8 FIG. The in-line cytometry measurement was also validated with off-line measurements as shown in. The NAD levels (measured in μM) exhibit a similar trend to FAD, showing the initial stage of cell recovery and proliferation before reaching the maximum level at the 40-hour time point, which corresponds to the production stage. The temporal discrepancy between these two measurements is primarily due to the low temporal resolution provided by the offline measurements. Nevertheless, the overall trend across the entire bioreactor formation process appears to be consistent between the two measurements.

9 FIG. Additional information is embedded in the in-line cytometry data, including cell density.shows an example of tracking cell density in a fermentation bioreactor process. This capability is achieved by analyzing the cytometry data of the FAD channel using peak identification algorithms to identify individual signal peaks. A similar approach could also use the NAD(P)H channel or both channels. After calibration, the cell density measured with the in-line cytometry probe correlates well with the OD 600 instrument measurements. It is noted that OD 600 measurements require periodic sample extraction and only provide discrete data points. Furthermore, the OD 600 measurement is unable to differentiate between viable and dead cells. This results in minimal fluctuation in cell count compared to the system measurement. The measurement, in contrast, relies on the count of viable cells that exhibit both NAD(P)H and FAD signals.

In the examples, Two Photon Excitation (TPE) was employed. But, if the laser wavelength is adjusted, for Nicotinamide adenine dinucleotide (phosphate) NAD(P)H, one photon absorption is between 300-390 nm, two photon absorption is between 600-780 nm, and three photon absorption is between 900-1170 nm. Emission is 400-600 nm with peaks at 465 nm. For Flavin adenine dinucleotide FAD, one photon absorption is between 300-500 nm, two photon absorption is between 600-1000 nm, and three photon absorption is between 900-1500 nm. Emission is 490-620 nm with peaks at 530 nm. The use of single photon excitation would leverage the confocality of the detection optics to still enable the cytometry-based detection scheme in combination with the simultaneous detection of both fluorescence signals.

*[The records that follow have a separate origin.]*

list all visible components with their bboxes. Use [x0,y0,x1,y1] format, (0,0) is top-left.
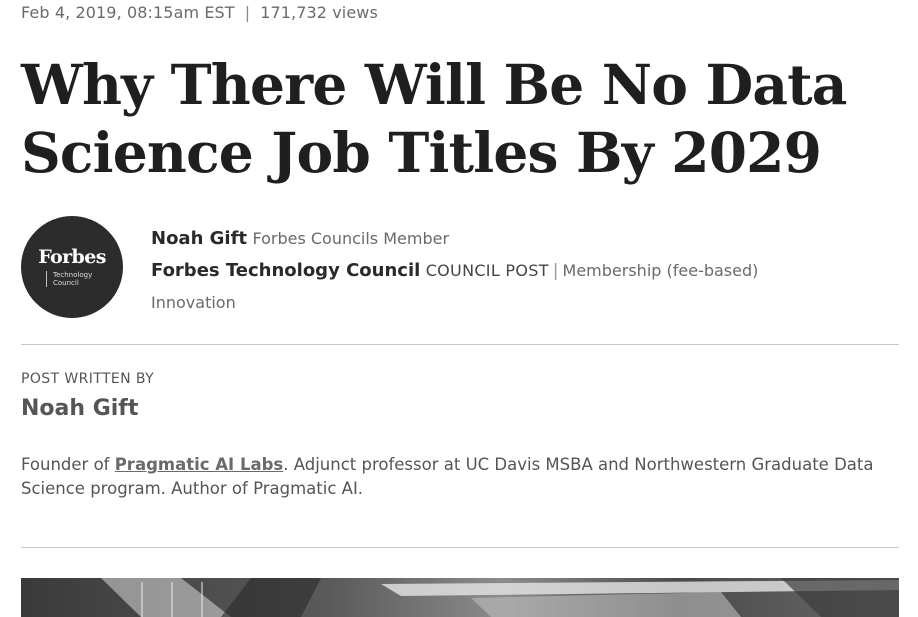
byline-separator: | [552,261,559,281]
publish-date: Feb 4, 2019, 08:15am EST [21,3,235,22]
bio-prefix: Founder of [21,455,115,474]
divider [21,547,899,548]
meta-separator: | [244,3,251,22]
hero-photo-icon [21,578,899,617]
article-title: Why There Will Be No Data Science Job Ti… [21,52,847,185]
membership-link[interactable]: Membership (fee-based) [563,261,759,280]
byline-author-row: Noah Gift Forbes Councils Member [151,223,891,255]
byline-category-row: Innovation [151,287,891,319]
council-link[interactable]: Forbes Technology Council [151,260,420,281]
article-meta: Feb 4, 2019, 08:15am EST | 171,732 views [21,3,378,22]
category-link[interactable]: Innovation [151,293,236,312]
author-role: Forbes Councils Member [252,229,450,248]
author-box-name[interactable]: Noah Gift [21,396,138,421]
byline: Forbes Technology Council Noah Gift Forb… [21,216,899,326]
byline-text: Noah Gift Forbes Councils Member Forbes … [151,223,891,319]
divider [21,344,899,345]
forbes-logo: Forbes [38,246,106,268]
council-logo-text: Technology Council [46,271,92,287]
byline-council-row: Forbes Technology Council COUNCIL POST | M… [151,255,891,287]
hero-image[interactable] [21,578,899,617]
bio-org-link[interactable]: Pragmatic AI Labs [115,455,284,474]
author-bio: Founder of Pragmatic AI Labs. Adjunct pr… [21,453,881,501]
view-count: 171,732 views [260,3,378,22]
author-avatar[interactable]: Forbes Technology Council [21,216,123,318]
council-post-label: COUNCIL POST [425,261,549,280]
author-link[interactable]: Noah Gift [151,228,247,249]
post-written-by-label: POST WRITTEN BY [21,371,155,387]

The requirements for the pulsed laser pulse width will change depending on whether it is 1, 2, or 3-photon absorption. For 1-photon absorption the laser can be pulsed or continuous wave (not pulsed). For 2-photon and 3-photon it can be nanosecond (ns) to less than 1 picosecond (ps) pulses.

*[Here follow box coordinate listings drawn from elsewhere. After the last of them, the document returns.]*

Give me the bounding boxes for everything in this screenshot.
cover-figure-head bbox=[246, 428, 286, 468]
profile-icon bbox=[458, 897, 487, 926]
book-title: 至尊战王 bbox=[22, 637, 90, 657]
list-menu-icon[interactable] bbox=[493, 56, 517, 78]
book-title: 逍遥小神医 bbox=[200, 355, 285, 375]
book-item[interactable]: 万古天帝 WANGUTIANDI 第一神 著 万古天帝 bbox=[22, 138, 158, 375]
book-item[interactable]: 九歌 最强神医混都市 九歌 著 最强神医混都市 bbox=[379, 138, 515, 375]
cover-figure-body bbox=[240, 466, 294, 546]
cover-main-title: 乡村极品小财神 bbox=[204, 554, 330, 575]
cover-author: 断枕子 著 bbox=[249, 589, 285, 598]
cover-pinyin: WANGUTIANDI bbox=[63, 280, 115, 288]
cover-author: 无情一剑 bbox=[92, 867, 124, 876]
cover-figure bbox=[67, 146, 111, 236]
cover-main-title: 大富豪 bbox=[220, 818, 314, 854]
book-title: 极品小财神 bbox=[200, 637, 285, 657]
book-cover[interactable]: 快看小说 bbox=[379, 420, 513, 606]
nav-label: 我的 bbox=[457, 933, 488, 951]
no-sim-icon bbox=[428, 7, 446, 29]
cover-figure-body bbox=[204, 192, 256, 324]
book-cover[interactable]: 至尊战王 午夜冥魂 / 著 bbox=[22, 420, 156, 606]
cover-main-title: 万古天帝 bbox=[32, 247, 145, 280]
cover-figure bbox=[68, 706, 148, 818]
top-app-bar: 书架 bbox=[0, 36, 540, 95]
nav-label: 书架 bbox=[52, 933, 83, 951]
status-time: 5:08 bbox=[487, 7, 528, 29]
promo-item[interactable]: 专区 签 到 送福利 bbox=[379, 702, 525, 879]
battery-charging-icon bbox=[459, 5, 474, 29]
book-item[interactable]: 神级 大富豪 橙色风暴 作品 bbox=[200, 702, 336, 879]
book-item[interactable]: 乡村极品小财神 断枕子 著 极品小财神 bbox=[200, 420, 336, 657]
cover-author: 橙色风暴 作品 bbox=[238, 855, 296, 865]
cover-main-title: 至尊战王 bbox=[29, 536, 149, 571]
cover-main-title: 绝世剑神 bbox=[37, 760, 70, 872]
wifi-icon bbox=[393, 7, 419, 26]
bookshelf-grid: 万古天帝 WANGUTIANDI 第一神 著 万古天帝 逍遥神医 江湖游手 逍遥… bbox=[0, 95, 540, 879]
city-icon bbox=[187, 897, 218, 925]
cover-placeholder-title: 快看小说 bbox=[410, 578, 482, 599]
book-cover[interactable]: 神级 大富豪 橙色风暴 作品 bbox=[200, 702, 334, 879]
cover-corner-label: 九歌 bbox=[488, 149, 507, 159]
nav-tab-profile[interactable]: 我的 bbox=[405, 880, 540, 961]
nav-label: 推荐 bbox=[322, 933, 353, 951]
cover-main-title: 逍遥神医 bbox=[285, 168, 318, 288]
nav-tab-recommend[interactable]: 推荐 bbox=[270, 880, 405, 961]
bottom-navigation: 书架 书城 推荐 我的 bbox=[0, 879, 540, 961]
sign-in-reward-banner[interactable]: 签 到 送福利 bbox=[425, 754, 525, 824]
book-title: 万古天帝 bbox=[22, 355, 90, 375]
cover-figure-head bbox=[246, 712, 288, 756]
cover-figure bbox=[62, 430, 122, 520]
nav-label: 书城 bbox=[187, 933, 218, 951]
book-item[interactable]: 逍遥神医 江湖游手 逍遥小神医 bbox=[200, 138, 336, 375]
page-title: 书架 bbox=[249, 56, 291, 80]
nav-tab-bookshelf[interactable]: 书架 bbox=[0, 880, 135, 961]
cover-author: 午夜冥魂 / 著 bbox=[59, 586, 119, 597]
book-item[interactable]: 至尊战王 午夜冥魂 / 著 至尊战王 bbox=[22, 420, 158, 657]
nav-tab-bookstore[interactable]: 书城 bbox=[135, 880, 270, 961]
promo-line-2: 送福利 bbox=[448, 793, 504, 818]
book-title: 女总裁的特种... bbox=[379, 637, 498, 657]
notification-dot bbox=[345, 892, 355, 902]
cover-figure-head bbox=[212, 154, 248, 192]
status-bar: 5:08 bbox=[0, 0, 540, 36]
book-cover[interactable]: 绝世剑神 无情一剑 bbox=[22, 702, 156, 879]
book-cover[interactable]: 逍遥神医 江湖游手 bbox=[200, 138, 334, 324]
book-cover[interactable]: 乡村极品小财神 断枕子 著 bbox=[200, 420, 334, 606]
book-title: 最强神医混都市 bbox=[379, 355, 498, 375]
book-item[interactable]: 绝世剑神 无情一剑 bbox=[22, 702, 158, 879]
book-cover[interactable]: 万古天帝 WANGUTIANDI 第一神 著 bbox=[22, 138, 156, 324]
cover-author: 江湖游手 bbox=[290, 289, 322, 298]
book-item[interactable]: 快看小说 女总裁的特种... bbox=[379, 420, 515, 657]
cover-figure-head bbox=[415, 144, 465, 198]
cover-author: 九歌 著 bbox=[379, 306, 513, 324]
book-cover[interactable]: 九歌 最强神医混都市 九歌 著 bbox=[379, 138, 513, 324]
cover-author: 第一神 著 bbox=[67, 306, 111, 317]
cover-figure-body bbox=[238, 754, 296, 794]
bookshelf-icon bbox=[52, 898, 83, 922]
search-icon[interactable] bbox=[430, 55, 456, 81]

Although specific features of the invention are shown in some drawings and not in others, this is for convenience only as each feature may be combined with any or all of the other features in accordance with the invention. The words “including”, “comprising”, “having”, and “with” as used herein are to be interpreted broadly and comprehensively and are not limited to any physical interconnection. Moreover, any embodiments disclosed in the subject application are not to be taken as the only possible embodiments. Other embodiments will occur to those skilled in the art and are within the following claims.

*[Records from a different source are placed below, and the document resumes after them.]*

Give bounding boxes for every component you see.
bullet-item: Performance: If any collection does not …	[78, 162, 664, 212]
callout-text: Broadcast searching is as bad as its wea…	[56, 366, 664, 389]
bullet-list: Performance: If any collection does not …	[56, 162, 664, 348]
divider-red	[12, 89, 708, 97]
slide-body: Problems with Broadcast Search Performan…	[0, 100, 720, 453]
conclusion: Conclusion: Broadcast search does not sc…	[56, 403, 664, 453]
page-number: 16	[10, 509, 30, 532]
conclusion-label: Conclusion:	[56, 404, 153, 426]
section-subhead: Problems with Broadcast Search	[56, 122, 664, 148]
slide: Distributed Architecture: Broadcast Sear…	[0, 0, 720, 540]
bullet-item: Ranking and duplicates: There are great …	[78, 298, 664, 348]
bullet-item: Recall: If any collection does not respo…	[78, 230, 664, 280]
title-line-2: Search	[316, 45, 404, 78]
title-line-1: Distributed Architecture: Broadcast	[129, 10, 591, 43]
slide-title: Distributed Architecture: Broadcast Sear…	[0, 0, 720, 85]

In addition, any amendment presented during the prosecution of the patent application for this patent is not a disclaimer of any claim element presented in the application as filed: those skilled in the art cannot reasonably be expected to draft a claim that would literally encompass all possible equivalents, many equivalents will be unforeseeable at the time of the amendment and are beyond a fair interpretation of what is to be surrendered (if anything), the rationale underlying the amendment may bear no more than a tangential relation to many equivalents, and/or there are many other reasons the applicant cannot be expected to describe certain insubstantial substitutes for any claim element amended.